Here, Mr. Scott plays Ben Brigade, a bounty hunter who's tracked down a goofy murderer named Billy John (played by Sheriff Rosco P. Coltrane hisself, James Best). Brigade (seemingly) wants to get Billy John back to Santa Cruz to hang. Complicating that: the rest of Billy John's gang has fetched brother Frank (Lee Van Cleef) to intercept Brigade on the way. And Brigade quickly picks up some unwanted fellow travelers: Boone and Whit (Pernell Roberts and James Coburn), a couple of brigands who would prefer that they be the ones to turn in Billy John; and lovely Mrs. Lane (Karen Steele), who has been recently widowed, courtesy of some marauding Native Americans.

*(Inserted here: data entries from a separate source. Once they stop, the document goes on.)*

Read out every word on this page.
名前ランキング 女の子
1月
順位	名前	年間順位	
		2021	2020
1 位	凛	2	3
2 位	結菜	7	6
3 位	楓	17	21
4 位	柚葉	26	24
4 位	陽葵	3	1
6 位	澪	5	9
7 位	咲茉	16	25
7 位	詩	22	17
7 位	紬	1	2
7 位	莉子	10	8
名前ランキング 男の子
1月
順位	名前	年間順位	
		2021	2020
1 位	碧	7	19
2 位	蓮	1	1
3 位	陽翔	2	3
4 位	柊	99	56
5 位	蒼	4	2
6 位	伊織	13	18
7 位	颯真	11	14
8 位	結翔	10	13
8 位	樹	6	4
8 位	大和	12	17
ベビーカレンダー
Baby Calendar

The movie offers spectacular scenery and a neat twist ending. As often happens in Boetticher/Scott movies, there's an interesting relationship between the hero and his nominal adversary (Pernell Roberts in this case): while they're on different sides of the law, and one may end up shooting the other, there's a mutual recognition of a shared bond of masculine honor.

Mr. Scott does his own stunts. He's very good on a horse. As usual, he seems not to be acting.

Karen Steele gets photographed mainly in profile for reasons that are immediately clear to any guy over thirteen. She's not a bad actress, but … hey, where have I seen her before? Oh, yeah: here.